3 Barnes Road is a wooden, mid to late nineteenth-century, single detached, Second Empire style building with a central tower, Mansard roof and two-storey bay windows. It sits on a large lot with mature trees adjacent to the St. John’s Ecclesiastical District, and in the Georgestown area of St. John’s.
Formal Recognition Type
City of St. John's Heritage Building, Structure, Land or Area
Heritage Value
3 Barnes Road was designated a municipal heritage site by the City of St. John’s due to its historic and aesthetic significance.

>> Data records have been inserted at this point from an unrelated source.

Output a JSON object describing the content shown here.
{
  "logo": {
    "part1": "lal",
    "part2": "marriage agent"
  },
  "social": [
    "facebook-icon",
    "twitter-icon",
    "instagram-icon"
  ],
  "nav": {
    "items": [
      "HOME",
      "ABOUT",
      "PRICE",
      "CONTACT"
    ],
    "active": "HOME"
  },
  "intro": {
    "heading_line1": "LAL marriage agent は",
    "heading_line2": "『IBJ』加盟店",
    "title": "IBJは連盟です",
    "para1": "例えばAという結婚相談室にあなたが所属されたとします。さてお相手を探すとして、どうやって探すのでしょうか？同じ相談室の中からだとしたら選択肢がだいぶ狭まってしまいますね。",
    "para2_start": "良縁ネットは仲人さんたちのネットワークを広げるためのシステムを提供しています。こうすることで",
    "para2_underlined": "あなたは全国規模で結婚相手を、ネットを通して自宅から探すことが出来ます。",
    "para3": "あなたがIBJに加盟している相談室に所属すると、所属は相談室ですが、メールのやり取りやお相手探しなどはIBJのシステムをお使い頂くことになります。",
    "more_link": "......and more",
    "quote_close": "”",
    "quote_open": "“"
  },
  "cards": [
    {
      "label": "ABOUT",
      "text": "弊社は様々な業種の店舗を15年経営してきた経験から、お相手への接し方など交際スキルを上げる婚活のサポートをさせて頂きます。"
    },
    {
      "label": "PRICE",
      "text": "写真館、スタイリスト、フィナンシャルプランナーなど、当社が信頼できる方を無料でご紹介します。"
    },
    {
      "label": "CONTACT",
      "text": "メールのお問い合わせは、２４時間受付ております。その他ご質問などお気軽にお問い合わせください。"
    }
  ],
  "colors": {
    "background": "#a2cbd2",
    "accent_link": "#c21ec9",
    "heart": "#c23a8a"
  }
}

3 Barnes Road is historically valuable because of its age and associations with previous occupants. It was constructed in the late 19th-century, between 1850 and 1880, and predates the Great Fire of 1892, which destroyed a large portion of the city. In fact, the house on Barnes Road survived the fire which stopped just meters from the doorstep. This building is associated with several prominent persons who were significant in the history of Newfoundland, and particularly St. John’s. The land on which the building sits was owned by the Estate of George Winter, who had accumulated extensive property holdings in his lifetime and which were dispersed to his eleven children. The first known occupant of 3 Barnes Road took up residence between 1886 and 1890 when Stephen Knight moved there. The next occupier, in 1913, was James Whiteford McNeily. J.W. McNeily comes from one of the early, influential families of Irish descent who set up businesses and thrived in the city. Many members of this family were philanthropists, and were heavily involved in the politics of the time. In 1939, 3 Barnes Road was occupied by Richard A. Cramm (1889-1958), a Newfoundland-born lawyer who, in 1921, wrote a book entitled The First Five Hundred, an Historical Account of the Royal Newfoundland Regiment in Gallipoli and on the Western Front during the First World War. He served as the MHA for Bay de Verde through two elections and eventually returned to his law practice. In 1951 the Sisters of Mercy purchased and then used the building as an annex to the convent school, known as the Academy of Mercy. In 1983 the building, still owned by the Sisters of Mercy, was occupied by Daybreak Parent Child Centre. The facility offers community-based, specialized programming for families with young children who are experiencing challenges. Daybreak moved from the building in 2006.
3 Barnes Road is aesthetically valuable because of its architectural style. It is one of the few, extant examples of a Second Empire style dwelling house with a true, central tower still standing in the city. The wooden, two-storey building has a curved Mansard roof and two-storey bay windows. This building retains many of its original features; including eaves brackets, inlaid diamond motifs, returned eaves, wide mouldings with window panels and the tower has a tall, angled roof and arched moulding details. The building is also aesthetically valuable for its environmental setting. It sits on a large lot with mature trees adjacent to the St. John’s Ecclesiastical District, and in the historic Georgestown area of St. John’s. Surrounded by large, ecclesiastical buildings and crowded residential properties, this nineteenth-century building stands out on its open, green landscape.
Character Defining Elements
All those features that reflect the Second Empire style of architecture, including:
-Mansard roof;
-two-storey bay windows;
-narrow wood clapboard with decorative corner boards;
-wide, flat moulding;
-columns and spindles on front porch;
-main door opening, including sidelights and transom with panelled base and brackets;
-triple window in central tower wtih arched moulding;
-central tower with eaves brackets, arched moulding decoration and steep tower roof;
-inlaid diamond motifs in window trim and eaves brackets, and;
-moulded eaves trim which carries around the dormer.
Notes
This building is one of the last surviving, and best example of a single, detached Second Empire style buildng with a true, central tower. Located in Georgestown, meters away from the boundary of the 1892 Fire (in the middle of Military Road), it predates the fire.